As Sujatha Raman, Lecturer in Science and Technology Studies at the University of Nottingham, said when I asked for questions to take with me to the Nobel Dialogue: ‘Can we have affordable uninterrupted energy supply (the International Energy Agency’s definition of energy security) without the exploitation of somebody somewhere?‘
With that in mind, one of the most interesting themes I saw emerge in the Nobel Prize Dialogue was discussion of difference. As Chris Llewellyn Smith, Director of Energy Research at Oxford University, started off his discussion on energy outlooks: ‘We’re using a lot of energy, and we’re doing it in an extremely uneven way.’ On a very simple level, some people are getting to use more energy than others. There are big emitters, who also get the value of these emissions, and low ones, who simply don’t have access to such value.
Fatih Birol, chief economist at the IEA, stressed issues of difference perhaps most of all the introductory morning talks. As well as making a moral case for a pro-poor global energy strategy with drive to even out access to energy resources, he outlined some of the complexities of the global energy market, showing that what is true for one country is very different for another. He also stressed change; difference over time. Or, as he put it, the ‘job descriptions of key energy players are being re-written’. Countries which had previously been major energy importers are being significant energy exporters. There’s the US and its so-called shale gas ‘revolution’ but also Brazil, which is becoming a significant exporter due to the impact of two major policies – increasing production, but also pushing biofuels – which are quite different from the picture we’ve seen in America. Conversely, more established energy exporter countries are looking for new markets, largely in Asia. Back to the pro-poor dimension, he also discussed how divergent prices for energy are in different countries (gas is cheaper in the US than in Asia) and how this price differential provides an important dimension for different economies. Above all, perhaps, Birol stressed the role of subsidies to change to appearance of energy prices, especially in terms of picking between energy choices: ‘For me, fossil fuel subsidies are number one public enemy of sustainable energy development’ as governments are putting money from their own citizens to push the price of fossil fuels down, encouraging us to use them in a wasteful manner.
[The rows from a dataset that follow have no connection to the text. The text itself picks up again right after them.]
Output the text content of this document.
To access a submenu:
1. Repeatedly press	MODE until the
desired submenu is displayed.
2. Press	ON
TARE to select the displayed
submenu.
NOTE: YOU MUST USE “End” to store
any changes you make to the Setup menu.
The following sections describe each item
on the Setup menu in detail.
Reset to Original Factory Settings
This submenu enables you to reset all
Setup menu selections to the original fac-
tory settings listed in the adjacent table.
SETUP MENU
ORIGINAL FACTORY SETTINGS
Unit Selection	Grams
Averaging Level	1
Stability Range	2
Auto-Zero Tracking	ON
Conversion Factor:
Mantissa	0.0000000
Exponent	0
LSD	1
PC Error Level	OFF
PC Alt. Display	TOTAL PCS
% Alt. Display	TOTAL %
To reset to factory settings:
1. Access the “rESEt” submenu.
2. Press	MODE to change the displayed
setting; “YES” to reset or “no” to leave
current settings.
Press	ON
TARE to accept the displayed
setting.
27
We also heard a moving speech from the UN’s Richenda Van Leeuwen outlining why increased energy access is so important; not just in terms of fuelling economic growth and improving lives by opening up new possibilities but also to save people, especially women, from the sorts of energies they current rely on. Fuels that cause burns. Fuels that choke. Fuels which put young women in danger of rape if they go out to collect firewood.
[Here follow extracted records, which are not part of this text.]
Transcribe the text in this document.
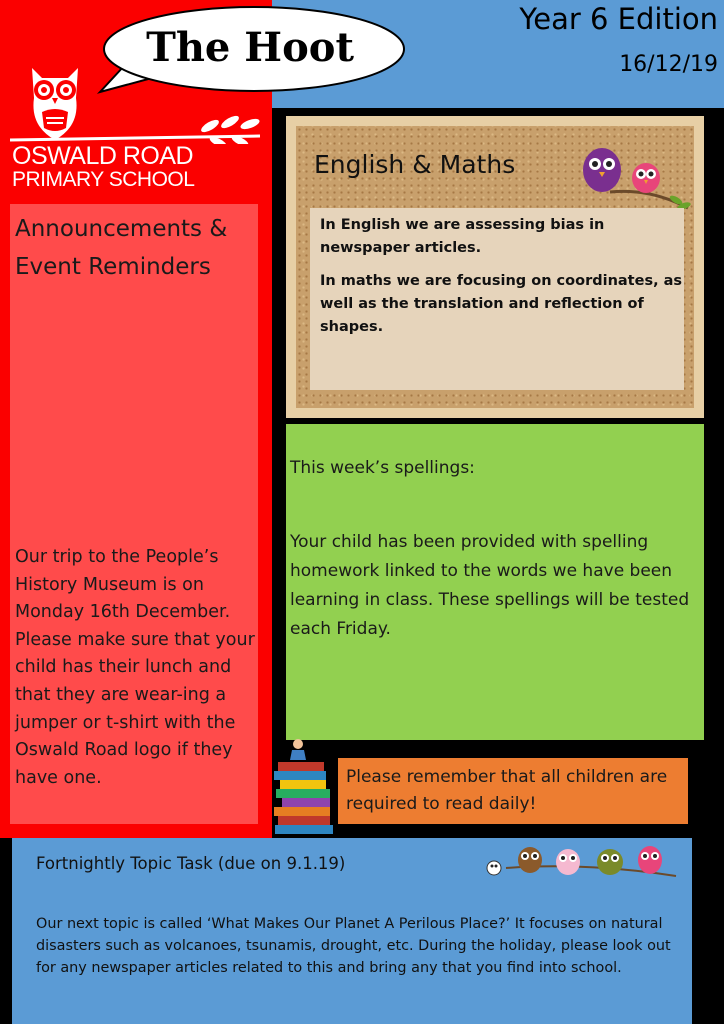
The Hoot
Year 6 Edition
16/12/19
OSWALD ROAD
PRIMARY SCHOOL
Announcements &
Event Reminders
Our trip to the People’s History Museum is on Monday 16th December. Please make sure that your child has their lunch and that they are wear-ing a jumper or t-shirt with the Oswald Road logo if they have one.
English & Maths
In English we are assessing bias in newspaper articles.
In maths we are focusing on coordinates, as well as the translation and reflection of shapes.
This week’s spellings:
Your child has been provided with spelling homework linked to the words we have been learning in class. These spellings will be tested each Friday.
Please remember that all children are required to read daily!
Fortnightly Topic Task (due on 9.1.19)
Our next topic is called ‘What Makes Our Planet A Perilous Place?’ It focuses on natural disasters such as volcanoes, tsunamis, drought, etc. During the holiday, please look out for any newspaper articles related to this and bring any that you find into school.
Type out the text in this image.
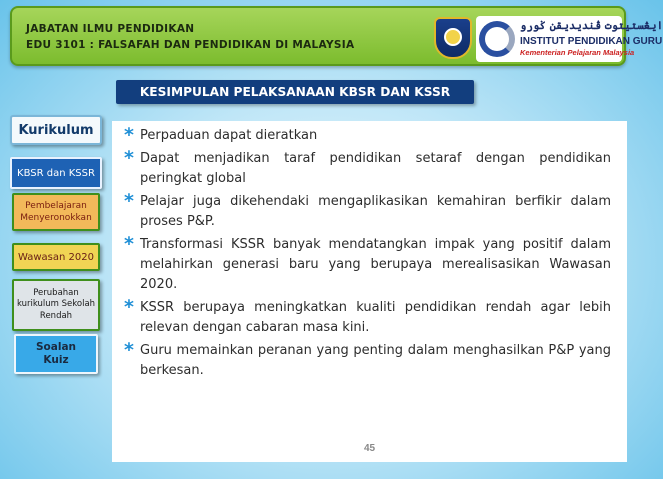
JABATAN ILMU PENDIDIKAN
EDU 3101 : FALSAFAH DAN PENDIDIKAN DI MALAYSIA
ايڠستيتوت ڤنديديقن ݢورو
INSTITUT PENDIDIKAN GURU
Kementerian Pelajaran Malaysia
KESIMPULAN PELAKSANAAN KBSR DAN KSSR
Kurikulum
KBSR dan KSSR
Pembelajaran
Menyeronokkan
Wawasan 2020
Perubahan
kurikulum Sekolah
Rendah
Soalan
Kuiz
* Perpaduan dapat dieratkan
* Dapat menjadikan taraf pendidikan setaraf dengan pendidikan peringkat global
* Pelajar juga dikehendaki mengaplikasikan kemahiran berfikir dalam proses P&P.
* Transformasi KSSR banyak mendatangkan impak yang positif dalam melahirkan generasi baru yang berupaya merealisasikan Wawasan 2020.
* KSSR berupaya meningkatkan kualiti pendidikan rendah agar lebih relevan dengan cabaran masa kini.
* Guru memainkan peranan yang penting dalam menghasilkan P&P yang berkesan.
45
What we hadn’t heard much of however – at least by lunchtime when I wrote this – was the impact of climate change on poorer parts of the world. References to poverty are often used in calls for greater use of one energy or another – and it was indeed mentioned by BP’s Carl-Henric Svanberg in his address at the start of the dialogue – but unless the views of the people in the countries you are talking about are discussed, with full inclusion of concerns about the impacts of climate change too, it seems a bit like empty rhetoric. I’m totally in agreement with Van Leeuwen about this element of the energy challenge, but I can’t help thinking that if we in the west really want to take the well-being of the rest of the world seriously, some sort of sense of their ‘growth’ is going to have to give. And pro-poor rhetoric from the likes of BP looks a bit crass. Because I still have hope that Raman’s wrong and that we don’t need to exploit people for energy, but we might have to change how we live our lives, and recognise how much exploitation it is built upon.
A postnote though: As Christof Rühl (also of BP) noted in his talk on energy outlooks, we’re seeing a convergence in fossil fuel mix, and this is a big deal because for the first time in human history, we don’t have a dominant fuel. Maybe there’s a sign of hope for change there, even if the use of non-fossil fuel options are still way behind.